Todo estaba dispuesto para que nadie en ese lugar creyera que miraba la destrucción más como un voyerista que como un espectador: pisos enteros de una construcción se venían abajo y se besaban más intensamente que los amantes febriles, se estrellaban y fragmentaban de emoción, se integraban en piezas amorfas de concreto y acero en el aire antes de representar su propio fin. Todo ocurría en segundos. Un edificio se convertía en sus partes. No en sus materiales, sino en trozos, en escombros que servirán para rellenar huecos, para cimentar nuevas estructuras. “Como nosotros”, empecé a pensar, pero la idea se interrumpió cuando comenzaron a sucederse, de nuevo planificados, otros estallidos. Primero en el lado izquierdo de la torre; esos me hicieron pensar en (¿o sentir?) una pierna perdida tras la detonación de una bomba. Normandía, la Segunda Guerra Mundial. Demasiados kilómetros y años de distancia para ir y volver en instantes. Por suerte la experiencia emocionalmente me produjo poco dolor. En seguida en el lado izquierdo. La mano con la que escribí aquella carta que decía: “No sé si fue mágico el momento en que te conocí o porque te conocí mi mente se ha aferrado a pensar que hubo magia en conocerte…”, esa mano hecha añicos, floreada en hilos musculares, con la piel pincelada por un ventarrón enrojecido, quizá radiactivo. Luego en el centro, muchas luces que se asfixiaban por el humo.
Una pila de recuerdos perdiendo el punto de equilibrio, jugando a mezclarse y diluirse, como los muros, castillos y trabes. La demolición avanzaba con éxito en aquella esquina de Las Vegas y teníamos la piel erizada porque nuestro reflejo en los cristales del hotel ahora estaba integrado con la imagen del fondo. Un hombre y una mujer tomados de la mano, un —dirías en tus horas doctas— inmueble, precipitándose suavemente destrozado.

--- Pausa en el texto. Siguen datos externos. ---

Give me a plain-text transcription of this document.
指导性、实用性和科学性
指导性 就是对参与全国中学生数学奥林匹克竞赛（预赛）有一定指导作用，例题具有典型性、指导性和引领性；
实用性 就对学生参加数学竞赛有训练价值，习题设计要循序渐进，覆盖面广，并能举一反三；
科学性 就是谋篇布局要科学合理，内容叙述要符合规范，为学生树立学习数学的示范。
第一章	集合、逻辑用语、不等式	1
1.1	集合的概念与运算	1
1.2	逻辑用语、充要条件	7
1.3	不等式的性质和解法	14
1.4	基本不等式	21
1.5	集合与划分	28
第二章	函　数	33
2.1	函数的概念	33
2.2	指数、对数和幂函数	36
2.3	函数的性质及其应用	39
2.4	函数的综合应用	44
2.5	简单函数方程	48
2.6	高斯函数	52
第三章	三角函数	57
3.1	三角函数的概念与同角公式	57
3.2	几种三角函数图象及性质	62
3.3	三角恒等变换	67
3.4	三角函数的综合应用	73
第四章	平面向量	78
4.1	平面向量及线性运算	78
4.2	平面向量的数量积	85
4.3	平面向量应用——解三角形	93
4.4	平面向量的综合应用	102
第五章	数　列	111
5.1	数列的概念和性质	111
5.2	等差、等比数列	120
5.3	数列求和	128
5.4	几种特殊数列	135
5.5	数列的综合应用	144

Integrados, dos planos secuencia de películas sobrepuestos al mismo foco que las filtraba y proyectaba. Nos dio tristeza cuando se vino abajo el torso. Más bien: la construcción central del edificio, en el que aparentemente se concentró oxígeno respirable, porque un chispazo produjo una llamarada que de roja sangre pasó a azul hirviente y a negra muerto. Y en la azotea, una enorme esfera rapada se desprendió y rodó y de un par de agujeros abiertos al frente, que habrían servido como mirador, salieron dos chorros de agua gris que extinguieron cualquier idea de futuro inmediato. No, no fue eso lo que extinguieron. Más bien dos incendios que asomaron tímidos de sendas ventanas inferiores. O como sea mejor. Tú y yo suspiramos a la par. Ya todo se había desplomado por completo. No había todo o más bien había nada, o al revés. Pensé en la fragilidad de los gigantes, en la intensidad de la acupuntura, en el manido aleteo de una mariposa y en un pinchazo de gastritis en la boca del estómago. Giré a verte y había trazos milimétricos de rimel en tu mejilla (Pollock, grité en mi interior). Y la contemplé mientras saboreaba involuntariamente la mía: sal amarilla. Las lágrimas pesan, pero se dejan llevar por la gravedad, se vuelven graves al colapsar en nuestra ropa y en nuestros zapatos. Y en nuestros pisos. Cerré los ojos y se materializó la repetición de lo recién visto. Una pupila. Pero de pronto las luces se encendieron y empezó la pirotecnia. “Gracias por venir esta noche. Si lo desea, puede comprar el video de lo que acaba de ver en la tienda de souvenirs de la planta baja”, se escuchó por las microbocinas instaladas estratégicamente en el lugar.
—No mames, estuvo poca madre— me dijiste.
—Sí —te contesté.
—¿Cuándo venimos a otra?
—No sé, pronto, ¿no?— te dije, sólo por decir algo. Me acerqué al ventanal y lo toqué. Aún temblaba, pero ahora iluminado de millones de colores como pantalla led. Caminamos a buscar el elevador y no volvimos a hablar del tema. Tampoco compramos el video. Aunque yo seguí preguntándome a qué tipo de mente, más bien: de demente, o como sea mejor, se le ocurriría pensar en mirar el espectáculo de la destrucción frente a un espejo. Y si en tal caso, el secreto estaría oculto en la destrucción o en el cristal del espejo.

Selfie forense

 

La fotografía forense —retumbaron en mis oídos aquellas palabras del profesor— es una aproximación subjetiva a la objetividad. Es epistemológica, sentenciaba, y al concluir aquella conceptualización que consideraba brillante, soltaba una risotada.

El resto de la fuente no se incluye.